A woman was charged with a felony for not returning a VHS tape. She found out 21 years later.

A Texas woman doesn’t remember renting a VHS tape 22 years ago — let alone that she didn’t return it — and the place she rented it from shut its doors more than a decade ago. But the unreturned tape led to her being charged with a felony. 

Though the case was dismissed and expunged Wednesday, Caron McBride is looking into legal options. 

“It’s hurt me tremendously, and my family,” she told USA TODAY. “It makes me madder and madder the more I think about it.” 

McBride, 52, was charged with felony embezzlement of rental property in Oklahoma, where she previously lived, in March 2000 — more than a year after the tape of “Sabrina the Teenage Witch” was to be returned, court records show.

She believes her boyfriend at the time who had two young daughters rented the tape in her name. 

“He had to have,” McBride said. “I know I didn’t.” 

She added: “I have never seen one episode nor movie.” 

McBride didn’t find out about the outstanding warrant against her until she tried to change her name on her license after getting married and moving to Texas from Oklahoma.

When she emailed the Department of Motor Vehicles in November to set up an appointment, as per COVID-19 protocols, she received a response on April 16 that she had to fix an issue in Oklahoma first. In the email response, she was given a case number and the phone number to the courthouse.

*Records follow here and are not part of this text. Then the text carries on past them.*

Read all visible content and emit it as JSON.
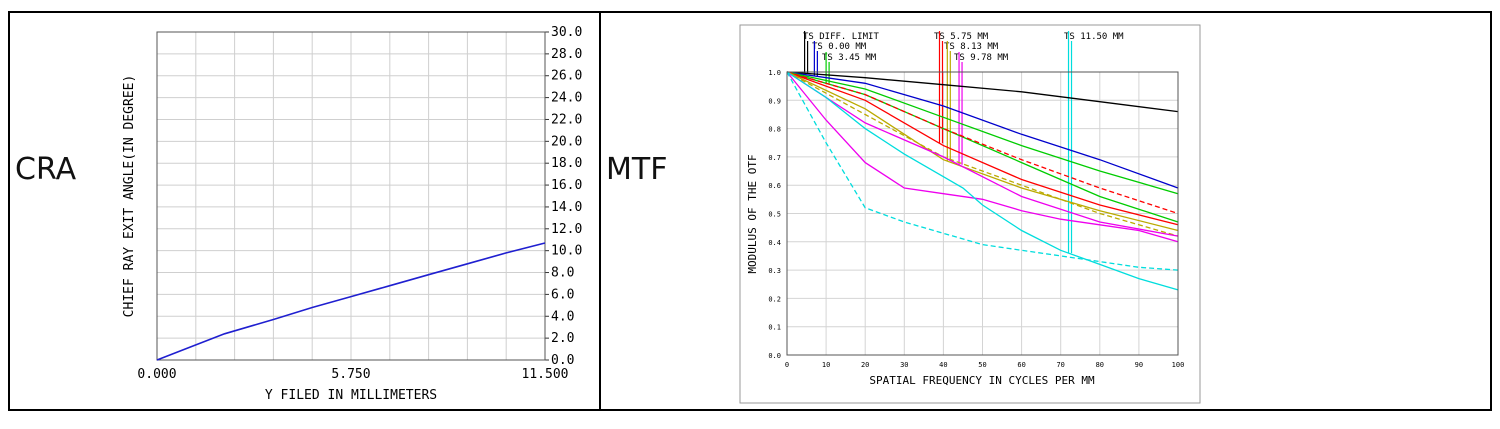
{
  "labels": {
    "left": "CRA",
    "right": "MTF"
  },
  "chart_data": [
    {
      "type": "line",
      "title": "",
      "xlabel": "Y FILED IN MILLIMETERS",
      "ylabel": "CHIEF RAY EXIT ANGLE(IN DEGREE)",
      "xlim": [
        0,
        11.5
      ],
      "ylim": [
        0,
        30
      ],
      "x_ticks": [
        "0.000",
        "5.750",
        "11.500"
      ],
      "y_ticks": [
        "0.0",
        "2.0",
        "4.0",
        "6.0",
        "8.0",
        "10.0",
        "12.0",
        "14.0",
        "16.0",
        "18.0",
        "20.0",
        "22.0",
        "24.0",
        "26.0",
        "28.0",
        "30.0"
      ],
      "grid": true,
      "series": [
        {
          "color": "#1f1fd0",
          "x": [
            0,
            1.0,
            2.0,
            3.45,
            4.6,
            5.75,
            6.9,
            8.05,
            9.2,
            10.35,
            11.5
          ],
          "y": [
            0,
            1.2,
            2.4,
            3.7,
            4.8,
            5.8,
            6.8,
            7.8,
            8.8,
            9.8,
            10.7
          ]
        }
      ]
    },
    {
      "type": "line",
      "title": "",
      "xlabel": "SPATIAL FREQUENCY IN CYCLES PER MM",
      "ylabel": "MODULUS OF THE OTF",
      "xlim": [
        0,
        100
      ],
      "ylim": [
        0,
        1
      ],
      "x_ticks": [
        "0",
        "10",
        "20",
        "30",
        "40",
        "50",
        "60",
        "70",
        "80",
        "90",
        "100"
      ],
      "y_ticks": [
        "0.0",
        "0.1",
        "0.2",
        "0.3",
        "0.4",
        "0.5",
        "0.6",
        "0.7",
        "0.8",
        "0.9",
        "1.0"
      ],
      "grid": true,
      "legend": [
        {
          "text": "TS DIFF. LIMIT",
          "color": "#000000",
          "x": 4.5
        },
        {
          "text": "TS 0.00 MM",
          "color": "#0000cc",
          "x": 7
        },
        {
          "text": "TS 3.45 MM",
          "color": "#00cc00",
          "x": 10
        },
        {
          "text": "TS 5.75 MM",
          "color": "#ff0000",
          "x": 39
        },
        {
          "text": "TS 8.13 MM",
          "color": "#bbaa00",
          "x": 41
        },
        {
          "text": "TS 9.78 MM",
          "color": "#ee00ee",
          "x": 44
        },
        {
          "text": "TS 11.50 MM",
          "color": "#00dddd",
          "x": 72
        }
      ],
      "series": [
        {
          "color": "#000000",
          "dash": false,
          "x": [
            0,
            20,
            40,
            60,
            80,
            100
          ],
          "y": [
            1.0,
            0.98,
            0.955,
            0.93,
            0.895,
            0.86
          ]
        },
        {
          "color": "#0000cc",
          "dash": false,
          "x": [
            0,
            20,
            40,
            60,
            80,
            100
          ],
          "y": [
            1.0,
            0.96,
            0.88,
            0.78,
            0.69,
            0.59
          ]
        },
        {
          "color": "#00cc00",
          "dash": false,
          "x": [
            0,
            20,
            40,
            60,
            80,
            100
          ],
          "y": [
            1.0,
            0.94,
            0.84,
            0.74,
            0.65,
            0.57
          ]
        },
        {
          "color": "#00cc00",
          "dash": false,
          "x": [
            0,
            20,
            40,
            60,
            80,
            100
          ],
          "y": [
            1.0,
            0.92,
            0.8,
            0.68,
            0.56,
            0.47
          ]
        },
        {
          "color": "#ff0000",
          "dash": true,
          "x": [
            0,
            20,
            40,
            60,
            80,
            100
          ],
          "y": [
            1.0,
            0.92,
            0.8,
            0.69,
            0.59,
            0.5
          ]
        },
        {
          "color": "#ff0000",
          "dash": false,
          "x": [
            0,
            20,
            40,
            60,
            80,
            100
          ],
          "y": [
            1.0,
            0.9,
            0.74,
            0.62,
            0.53,
            0.46
          ]
        },
        {
          "color": "#bbaa00",
          "dash": true,
          "x": [
            0,
            20,
            40,
            60,
            80,
            100
          ],
          "y": [
            1.0,
            0.85,
            0.7,
            0.6,
            0.5,
            0.42
          ]
        },
        {
          "color": "#bbaa00",
          "dash": false,
          "x": [
            0,
            20,
            40,
            60,
            80,
            100
          ],
          "y": [
            1.0,
            0.87,
            0.69,
            0.59,
            0.51,
            0.44
          ]
        },
        {
          "color": "#ee00ee",
          "dash": false,
          "x": [
            0,
            10,
            20,
            30,
            40,
            50,
            60,
            70,
            80,
            90,
            100
          ],
          "y": [
            1.0,
            0.83,
            0.68,
            0.59,
            0.57,
            0.55,
            0.51,
            0.48,
            0.46,
            0.44,
            0.4
          ]
        },
        {
          "color": "#ee00ee",
          "dash": false,
          "x": [
            0,
            20,
            40,
            60,
            80,
            100
          ],
          "y": [
            1.0,
            0.82,
            0.7,
            0.56,
            0.47,
            0.42
          ]
        },
        {
          "color": "#00dddd",
          "dash": true,
          "x": [
            0,
            10,
            20,
            30,
            40,
            50,
            60,
            70,
            80,
            90,
            100
          ],
          "y": [
            1.0,
            0.75,
            0.52,
            0.47,
            0.43,
            0.39,
            0.37,
            0.35,
            0.33,
            0.31,
            0.3
          ]
        },
        {
          "color": "#00dddd",
          "dash": false,
          "x": [
            0,
            10,
            20,
            30,
            40,
            45,
            50,
            60,
            70,
            80,
            90,
            100
          ],
          "y": [
            1.0,
            0.91,
            0.8,
            0.71,
            0.63,
            0.59,
            0.53,
            0.44,
            0.37,
            0.32,
            0.27,
            0.23
          ]
        }
      ]
    }
  ]
}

“I called it and the lady … looked up the reference number and told me it was a felony embezzlement,” McBride said. “I thought I was going to be have a heart attack.” 

She suspects having the felony on her record may have cost her job opportunities.

“I was working two jobs, sometimes three jobs,” McBride said. “I was struggling to make ends meet when I knew I was quite capable of making really good money.” 

Now, she is looking for a lawyer in Oklahoma but some have refused to take her case.

McBride said lawyers have told her that — after her story was aired on local news channels — they were contacted by people who went to jail for similar situations.

Although it is rare to have a warrant out for an arrest for over two decades, Ed Blau of Blau Law Firm, which is based in Oklahoma City, told News9, “there was no way for her to know she had this warrant.” 

“A prosecutor files charges on somebody for something serious (law enforcement is) going to go find that person,” he said. “Whereas on something like this you know they’re just going to wait until the person gets pulled over for speeding and gets taken into custody.”

In 2016, a North Carolina man was pulled over for a broken brake light when he was told he had an outstanding warrant for not returning a VHS tape of “Freddy Got Fingered” 15 years prior, according to Fortune. He was charged with a misdemeanor. 

Similarly, in 2014, a woman from South Carolina was at the sheriff’s office for other matters when she found out she had a warrant for an unreturned 2005 tape of “Monster-In-Law,” CNN reported. She had to spend the night in jail because her bond hearing couldn’t be held until the next morning, and she was released on a $2,000 bond. 

McBride said she’s glad she caught the charge. 

“I was fortunate … I didn’t get pulled over and go to jail and arrested for a felony,” she said. “Some of them weren’t.”